Absolument. Et c’est davantage problématique pour les hommes, qui considèrent la sexualité comme un marqueur du bon fonctionnement du couple. Les femmes ne donnent pas la même importance à ce sujet. Pour elles, l’amour n’est pas forcément en lien avec la quantité ou la qualité de leurs relations physiques. Après, s’il n’y a pas convergence en la matière, ça va être une source de difficultés. Si l’un des membres du couple estime que sa sexualité est insatisfaisante ou pas suffisamment variée et se sent frustré, il risque d’y avoir des divergences, des tensions, voire des infidélités.

Comment rebooster notre libido? Comment remettre du piment dans notre intimité?

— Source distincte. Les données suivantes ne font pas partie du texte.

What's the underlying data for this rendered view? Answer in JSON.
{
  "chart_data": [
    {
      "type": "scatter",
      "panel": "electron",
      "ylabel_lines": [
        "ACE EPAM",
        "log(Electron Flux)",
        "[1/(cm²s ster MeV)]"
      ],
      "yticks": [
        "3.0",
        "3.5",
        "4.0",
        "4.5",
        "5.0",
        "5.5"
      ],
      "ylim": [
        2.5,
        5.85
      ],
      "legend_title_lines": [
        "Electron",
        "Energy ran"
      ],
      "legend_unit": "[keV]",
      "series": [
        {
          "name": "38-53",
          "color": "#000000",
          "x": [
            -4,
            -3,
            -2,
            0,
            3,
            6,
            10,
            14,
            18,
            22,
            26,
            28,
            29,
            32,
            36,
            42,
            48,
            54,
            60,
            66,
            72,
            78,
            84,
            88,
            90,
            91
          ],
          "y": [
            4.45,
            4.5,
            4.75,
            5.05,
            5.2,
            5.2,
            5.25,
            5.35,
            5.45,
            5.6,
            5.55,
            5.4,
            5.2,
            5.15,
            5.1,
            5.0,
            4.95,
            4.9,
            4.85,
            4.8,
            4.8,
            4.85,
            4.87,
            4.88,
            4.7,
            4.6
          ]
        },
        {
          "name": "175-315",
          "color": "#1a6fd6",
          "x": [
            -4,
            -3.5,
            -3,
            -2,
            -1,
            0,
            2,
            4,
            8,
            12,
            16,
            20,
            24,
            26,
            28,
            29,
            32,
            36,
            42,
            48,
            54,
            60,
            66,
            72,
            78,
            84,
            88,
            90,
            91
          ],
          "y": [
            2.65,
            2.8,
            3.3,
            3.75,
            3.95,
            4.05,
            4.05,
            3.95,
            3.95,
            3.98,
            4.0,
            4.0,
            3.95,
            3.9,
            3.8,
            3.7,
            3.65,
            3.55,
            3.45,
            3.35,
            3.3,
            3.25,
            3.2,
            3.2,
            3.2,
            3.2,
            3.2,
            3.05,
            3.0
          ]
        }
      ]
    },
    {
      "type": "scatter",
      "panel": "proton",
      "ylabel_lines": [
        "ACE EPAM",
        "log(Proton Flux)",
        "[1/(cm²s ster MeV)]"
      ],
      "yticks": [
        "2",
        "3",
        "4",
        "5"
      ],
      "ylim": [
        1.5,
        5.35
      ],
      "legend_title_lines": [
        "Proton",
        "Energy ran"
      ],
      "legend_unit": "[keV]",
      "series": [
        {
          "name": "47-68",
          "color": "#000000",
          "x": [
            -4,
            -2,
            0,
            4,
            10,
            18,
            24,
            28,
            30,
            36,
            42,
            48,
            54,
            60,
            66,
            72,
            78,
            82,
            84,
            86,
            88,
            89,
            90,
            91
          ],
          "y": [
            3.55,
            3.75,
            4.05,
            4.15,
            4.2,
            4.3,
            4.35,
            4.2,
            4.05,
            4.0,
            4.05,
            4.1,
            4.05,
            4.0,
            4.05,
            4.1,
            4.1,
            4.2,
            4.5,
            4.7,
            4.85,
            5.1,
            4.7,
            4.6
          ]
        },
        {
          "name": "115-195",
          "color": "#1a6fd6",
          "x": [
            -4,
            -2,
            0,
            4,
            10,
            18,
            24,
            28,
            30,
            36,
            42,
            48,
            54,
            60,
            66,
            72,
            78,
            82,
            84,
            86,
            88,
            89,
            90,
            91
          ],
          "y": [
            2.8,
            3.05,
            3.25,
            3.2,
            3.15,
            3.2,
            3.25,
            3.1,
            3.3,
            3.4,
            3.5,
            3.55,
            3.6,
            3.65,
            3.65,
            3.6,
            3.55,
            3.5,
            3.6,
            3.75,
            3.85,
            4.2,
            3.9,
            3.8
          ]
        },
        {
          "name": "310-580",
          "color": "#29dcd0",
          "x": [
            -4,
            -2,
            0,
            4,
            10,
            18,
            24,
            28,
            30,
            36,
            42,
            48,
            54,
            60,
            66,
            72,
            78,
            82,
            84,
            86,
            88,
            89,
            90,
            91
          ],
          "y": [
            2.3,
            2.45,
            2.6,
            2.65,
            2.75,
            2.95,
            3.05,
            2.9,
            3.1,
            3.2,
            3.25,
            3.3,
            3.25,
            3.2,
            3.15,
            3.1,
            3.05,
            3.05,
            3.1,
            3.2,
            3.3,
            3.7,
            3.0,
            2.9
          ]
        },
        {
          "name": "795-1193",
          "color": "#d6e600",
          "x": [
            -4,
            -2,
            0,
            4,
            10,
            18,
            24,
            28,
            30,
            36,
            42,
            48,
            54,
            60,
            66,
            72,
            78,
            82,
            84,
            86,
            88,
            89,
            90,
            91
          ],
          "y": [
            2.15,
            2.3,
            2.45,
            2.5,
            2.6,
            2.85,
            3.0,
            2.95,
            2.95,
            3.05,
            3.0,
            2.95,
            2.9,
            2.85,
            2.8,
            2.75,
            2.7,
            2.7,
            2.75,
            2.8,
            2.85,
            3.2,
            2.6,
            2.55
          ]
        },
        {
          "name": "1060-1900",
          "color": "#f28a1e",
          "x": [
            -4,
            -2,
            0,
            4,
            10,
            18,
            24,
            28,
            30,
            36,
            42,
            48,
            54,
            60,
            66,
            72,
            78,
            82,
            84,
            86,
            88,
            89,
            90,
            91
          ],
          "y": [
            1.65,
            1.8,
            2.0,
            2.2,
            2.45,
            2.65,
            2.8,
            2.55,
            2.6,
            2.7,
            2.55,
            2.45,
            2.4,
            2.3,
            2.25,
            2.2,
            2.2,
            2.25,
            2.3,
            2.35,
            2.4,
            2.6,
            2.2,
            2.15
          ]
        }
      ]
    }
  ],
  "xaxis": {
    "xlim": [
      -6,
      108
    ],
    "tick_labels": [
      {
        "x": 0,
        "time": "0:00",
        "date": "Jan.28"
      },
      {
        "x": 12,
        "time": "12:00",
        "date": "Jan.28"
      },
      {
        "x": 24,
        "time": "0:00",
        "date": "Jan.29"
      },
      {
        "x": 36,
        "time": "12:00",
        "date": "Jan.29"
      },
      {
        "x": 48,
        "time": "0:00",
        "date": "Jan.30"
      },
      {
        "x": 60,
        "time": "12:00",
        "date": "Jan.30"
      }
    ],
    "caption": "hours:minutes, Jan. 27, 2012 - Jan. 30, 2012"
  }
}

Dans mon livre, je cite une sexologue, Betty Dodson, qui met la masturbation très au centre de la capacité d’avoir une relation sexuelle satisfaisante. C’est particulièrement vrai pour les femmes, qui se masturbent encore moins que les hommes. Enfin, c’est en train de changer avec la jeune génération… Il est essentiel aussi de parler relation intime au sein du couple, de vaincre certains a priori, de s’accorder en la matière et de trouver des modes qui conduisent à une satisfaction sexuelle. Et si vous voulez avoir des rapports amoureux réguliers, il faut les programmer, réserver des plages où cela va se passer. C’est comme si vous allez manger au restaurant avec un ami, vous allez fixer un lieu, un jour et une heure. L’épanouissement de la sexualité n’est pas un processus spontané, il est le résultat d’un investissement conjoint et d’une attention partagée.

D’autres conseils à donner aux couples qui souhaitent vivre une relation amoureuse au long cours?

Souvent, les couples essaient de faire quel­que chose de spécial, du style un week-end aux chandelles à Verbier, à New York ou au Ritz à Paris. Mais le couple ne se construit pas sur des actes exceptionnels, même s’ils sont beaux, témoignent de l’amour et de l’attachement… En réalité, la relation au long cours est le fruit d’une construction au quotidien, d’une recherche de l’équilibre et de la parité, d’une convergence sur des valeurs et d’une vision commune et évolutive du couple.

Bio express

1967 Naît à Zurich et passe son enfance à Genève.

1993 Obtient son diplôme fédéral de médecine à l’Université de Genève.

1997 Se spécialise en neurosciences et enseigne à l’Université de Stanford
en Californie.

2001 Revient en Suisse et est nommé professeur de pédopsychiatrie
à l’Université de Genève.

2005 Devient directeur général du Service médico-pédagogique genevois qui sera transformé en Office en 2010.

2013 Crée la Fondation Pôle autisme à Genève.

2015 Préside l’Association européenne de pédopsychiatrie et publie J’élève un enfant pas comme les autres* aux Éditions Odile Jacob.

2018 Quitte la direction de l’Office médico-pédagogique pour se consacrer au développement de la Fondation Pôle autisme qui se mue alors en Centre cantonal autisme.

2020 Publie Être parents et s’aimer comme avant* aux Éditions Odile Jacob.